At Qualytics, we work with various healthcare organizations who have varying complexity of data operations and data quality issues. One topic that is consistent between these organizations is the overall lack of quality in the data they get from third parties; whether the data is from payors, health systems, wearables or other data generators. Root causes for data quality issues can often be categorized into six high-level topics:
- Operational – this is where we see software releases, product evolution and KPI calculations changing over time impacting our data
- Human Error – data entry is inherently flawed, especially with systems not always consistently validating data inputs. Fat-fingering is a real problem
- Nature of Data – missing data, duplicate data, non-conformant data with inherent flaws
- Technical Issues – dataops is complex! We have 100s, if not 1000s of disparate systems – whether they are SaaS or proprietary – that have complex integrations
- Nature of third-parties– by nature, third-party data means limited control over the data – and should not be trusted by default
- Governance – often inadequate &decentralized; execution lags behind strategy
The issues we experience with incoming data from third parties can fall into all of these categories, but especially Operational, Human Error, Nature of Data and Nature of third-parties categories. Evidently, we need to be able to do something about our third-party data – but what’s the best practice here?
A default line of thinking would be to bring the data in, land it in your systems, and run some QA scripts to validate the data. This line of thinking is inherently flawed for a number of reasons: 1. When data is landed into operational systems, it is nearly impossible to truly delete a bad data record; 2. Relying on manually developed QA scripts puts impetus on the scripts being current, relevant and to have the necessary coverage of all use cases – a very difficult task to accomplish manually. So, this approach doesn’t really work. What else can we do?
An alternative approach would be to first bring the data into a clearinghouse environment – where data is validated with QA scripts before being let into operational systems. This is a better approach, but not scalable. The #2 problem from above persists with manual developed scripts needing to be managed, but exasperated with the fact that now we have added additional complexity into our data ingress with a clearinghouse and additional data pipelines & ops that need to be maintained.
Having faced these issues many times, we have devised a better approach to this problem – and it comes in three distinct steps.
- Flexible 1st mile: incoming data can be in many shapes, sizes and locations.
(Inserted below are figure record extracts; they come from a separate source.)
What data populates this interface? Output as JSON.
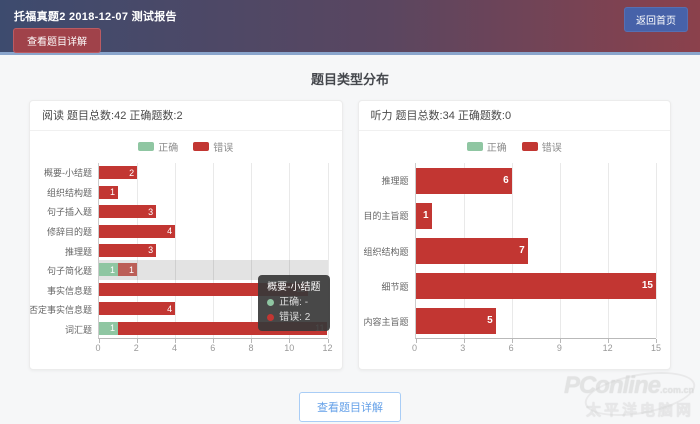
{
  "header": {
    "title": "托福真题2 2018-12-07 测试报告",
    "detail_button_label": "查看题目详解",
    "home_button_label": "返回首页"
  },
  "page": {
    "section_title": "题目类型分布",
    "bottom_button_label": "查看题目详解"
  },
  "colors": {
    "correct_green": "#8fc6a2",
    "wrong_red": "#c23632",
    "header_gradient_left": "#3d4b6e",
    "header_gradient_right": "#8b414c",
    "header_underline_blue": "#8aa5cc",
    "home_button_blue": "#4762a9",
    "detail_button_red": "#a0424a",
    "bottom_button_blue": "#64a0e8"
  },
  "chart_data": [
    {
      "type": "bar",
      "orientation": "horizontal",
      "stacked": true,
      "title": "阅读 题目总数:42 正确题数:2",
      "categories": [
        "概要-小结题",
        "组织结构题",
        "句子插入题",
        "修辞目的题",
        "推理题",
        "句子简化题",
        "事实信息题",
        "否定事实信息题",
        "词汇题"
      ],
      "series": [
        {
          "name": "正确",
          "values": [
            0,
            0,
            0,
            0,
            0,
            1,
            0,
            0,
            1
          ]
        },
        {
          "name": "错误",
          "values": [
            2,
            1,
            3,
            4,
            3,
            1,
            11,
            4,
            11
          ]
        }
      ],
      "xlim": [
        0,
        12
      ],
      "ticks": [
        0,
        2,
        4,
        6,
        8,
        10,
        12
      ],
      "grid": true,
      "legend_position": "top",
      "highlighted_row": 5,
      "tooltip": {
        "title": "概要-小结题",
        "correct_text": "正确: -",
        "wrong_text": "错误: 2"
      }
    },
    {
      "type": "bar",
      "orientation": "horizontal",
      "stacked": true,
      "title": "听力 题目总数:34 正确题数:0",
      "categories": [
        "推理题",
        "目的主旨题",
        "组织结构题",
        "细节题",
        "内容主旨题"
      ],
      "series": [
        {
          "name": "正确",
          "values": [
            0,
            0,
            0,
            0,
            0
          ]
        },
        {
          "name": "错误",
          "values": [
            6,
            1,
            7,
            15,
            5
          ]
        }
      ],
      "xlim": [
        0,
        15
      ],
      "ticks": [
        0,
        3,
        6,
        9,
        12,
        15
      ],
      "grid": true,
      "legend_position": "top"
    }
  ],
  "watermark": {
    "logo": "PConline",
    "domain": ".com.cn",
    "name": "太平洋电脑网"
  }
}
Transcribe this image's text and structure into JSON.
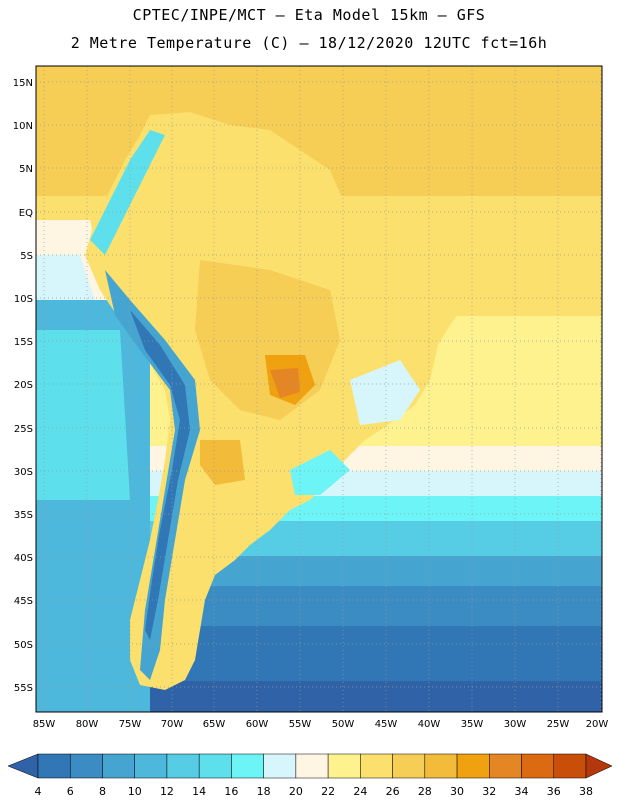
{
  "header": {
    "title_line1": "CPTEC/INPE/MCT –  Eta Model 15km – GFS",
    "title_line2": "2 Metre Temperature (C) – 18/12/2020 12UTC fct=16h"
  },
  "map": {
    "lat_labels": [
      "15N",
      "10N",
      "5N",
      "EQ",
      "5S",
      "10S",
      "15S",
      "20S",
      "25S",
      "30S",
      "35S",
      "40S",
      "45S",
      "50S",
      "55S"
    ],
    "lon_labels": [
      "85W",
      "80W",
      "75W",
      "70W",
      "65W",
      "60W",
      "55W",
      "50W",
      "45W",
      "40W",
      "35W",
      "30W",
      "25W",
      "20W"
    ]
  },
  "colorbar": {
    "labels": [
      "4",
      "6",
      "8",
      "10",
      "12",
      "14",
      "16",
      "18",
      "20",
      "22",
      "24",
      "26",
      "28",
      "30",
      "32",
      "34",
      "36",
      "38"
    ],
    "colors": [
      "#2f62a6",
      "#3277b5",
      "#3a8cc3",
      "#45a4d0",
      "#4db8dc",
      "#56cde5",
      "#5ee0ec",
      "#6cf4f7",
      "#d7f6fb",
      "#fff5e3",
      "#fef28f",
      "#fbe06d",
      "#f6cd55",
      "#f2bb3a",
      "#efa10f",
      "#e58624",
      "#dc6a12",
      "#c84e0a",
      "#b4380c"
    ]
  }
}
Whether it is files on object storage (think AWS S3), APIs, shared data frames, we need to assert the ruleset in-place as part of the processing steps, enabling #2.
- Ability to infer data quality rules from historical data: historic data’s shapes and patterns can often be utilized in ML methods to automatically infer what the data should look like going forward. This often gets us to 60-70% coverage of the rule base from the get-go, enabling staff to focus on authoring the more complex business logic checks.
- Route anomalous data to an enrichment data store: when the ruleset is asserted on data in-flight, records failing assertions can be routed to a different location than the original destination – an enrichment table – where anomalous data is segregated from the good data. Staff can then focus their efforts on taking corrective actions towards these anomalies with light transformations, quarantining, dropping records, or kicking them back to the originator third-party to address.
Third-party data will continue to be a core part of interoperability between systems and as will the necessity for data quality checks in complex data ingress / egress workflows.